Most of the manufacturers we work with have been working with us for so long that there’s basically a personal relationship between each garment sold and the person who made it; everything has a special quality to it. From the raw material it’s been made from that has been lovingly grown, to the person who presses it before it gets sent off, it’s all done with care and quality.
So hopefully our clothes have a life past sitting on the shop floor, we want them to be worn for twenty years into the future and more. They’re designed to last, age and to look good when worn over and over again, to live beyond a season and a hanger in a shop.
We’ve grown with our factories, and as we grow we continue to support each other, as our quantities grow we won't move on looking for cheaper options. They push our boundaries by helping us elevate our products through the skills they have – skills that might otherwise be lost. We use factories who invest in old machines to keep them alive, and in their local communities. It’s a codependent relationship filled with beautifully made solutions.
Let’s bring nature back in here, and remind ourselves that everything we make takes from nature in a way.

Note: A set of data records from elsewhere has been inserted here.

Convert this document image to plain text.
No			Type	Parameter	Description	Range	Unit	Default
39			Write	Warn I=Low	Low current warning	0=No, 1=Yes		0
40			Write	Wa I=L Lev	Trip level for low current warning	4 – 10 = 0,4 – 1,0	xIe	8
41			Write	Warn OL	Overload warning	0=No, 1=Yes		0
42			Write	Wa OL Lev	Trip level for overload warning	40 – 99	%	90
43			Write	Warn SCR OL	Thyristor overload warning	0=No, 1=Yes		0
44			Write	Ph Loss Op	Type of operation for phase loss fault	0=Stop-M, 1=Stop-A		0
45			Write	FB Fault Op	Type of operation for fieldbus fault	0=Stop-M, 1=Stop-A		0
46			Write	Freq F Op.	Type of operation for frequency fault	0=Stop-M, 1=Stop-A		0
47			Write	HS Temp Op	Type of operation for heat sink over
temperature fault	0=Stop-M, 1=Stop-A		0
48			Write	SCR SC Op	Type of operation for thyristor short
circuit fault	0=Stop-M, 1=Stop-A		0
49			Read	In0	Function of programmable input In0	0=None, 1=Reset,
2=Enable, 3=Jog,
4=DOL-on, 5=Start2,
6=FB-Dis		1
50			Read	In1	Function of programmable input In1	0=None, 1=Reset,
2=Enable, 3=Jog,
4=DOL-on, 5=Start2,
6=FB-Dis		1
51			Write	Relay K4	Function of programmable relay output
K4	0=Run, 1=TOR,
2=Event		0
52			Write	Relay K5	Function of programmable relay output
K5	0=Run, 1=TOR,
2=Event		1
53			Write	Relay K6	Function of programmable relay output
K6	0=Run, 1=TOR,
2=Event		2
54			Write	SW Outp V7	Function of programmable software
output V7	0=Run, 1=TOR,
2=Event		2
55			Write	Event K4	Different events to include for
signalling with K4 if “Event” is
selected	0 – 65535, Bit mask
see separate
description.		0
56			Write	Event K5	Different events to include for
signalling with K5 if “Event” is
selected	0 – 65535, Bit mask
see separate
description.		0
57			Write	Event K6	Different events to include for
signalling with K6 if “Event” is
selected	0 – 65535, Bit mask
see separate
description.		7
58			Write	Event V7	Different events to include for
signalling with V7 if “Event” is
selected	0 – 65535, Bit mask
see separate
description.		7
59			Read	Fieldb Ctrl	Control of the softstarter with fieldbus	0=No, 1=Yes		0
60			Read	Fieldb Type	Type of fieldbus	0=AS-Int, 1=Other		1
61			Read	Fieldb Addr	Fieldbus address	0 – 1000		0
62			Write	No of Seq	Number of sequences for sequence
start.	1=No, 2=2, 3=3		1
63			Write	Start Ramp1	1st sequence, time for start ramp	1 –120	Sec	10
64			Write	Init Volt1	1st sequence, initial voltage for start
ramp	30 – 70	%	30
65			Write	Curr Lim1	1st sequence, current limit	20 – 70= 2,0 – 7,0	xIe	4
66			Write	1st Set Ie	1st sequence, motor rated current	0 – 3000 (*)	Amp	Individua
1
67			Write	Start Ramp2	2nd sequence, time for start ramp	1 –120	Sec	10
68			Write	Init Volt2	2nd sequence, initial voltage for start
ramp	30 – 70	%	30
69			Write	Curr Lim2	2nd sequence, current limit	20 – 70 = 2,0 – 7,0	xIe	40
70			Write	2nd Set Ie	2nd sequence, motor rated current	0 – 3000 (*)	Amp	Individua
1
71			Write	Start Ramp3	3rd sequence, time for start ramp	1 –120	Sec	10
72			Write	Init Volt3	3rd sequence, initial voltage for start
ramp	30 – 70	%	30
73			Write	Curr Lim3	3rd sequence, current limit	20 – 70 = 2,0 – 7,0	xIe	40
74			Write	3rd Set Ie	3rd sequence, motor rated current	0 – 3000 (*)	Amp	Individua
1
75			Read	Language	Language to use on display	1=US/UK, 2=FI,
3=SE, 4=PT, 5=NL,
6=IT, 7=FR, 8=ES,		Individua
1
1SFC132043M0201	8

We make garments to order, in smaller quantities, from raw materials that are the best that can be sourced, in a factory where people feel a responsibility and a connection to the item that they are making, which means that not only is the outcome the best possible product, but it’s less wasteful, less harmful.
Do you remember the horse meat scandal? You can draw something and send it off and it gets made but the reality is you don’t know the real cost of that product. Who’s made it, what it’s made of. That’s how you get horse meat in your lasagne.
We have a duty to support manufacturing, even if it comes with less fast gains, we have a duty to know that people aren’t being exploited and how things are being made and dyed. There’s a certain pride in Italy in manufacturing processes. Working with the right factory makes you push boundaries, it makes you a better designer. You break new ground. Aries doesn’t make lasagne laden with horse meat. It’s redesigning the finest salami.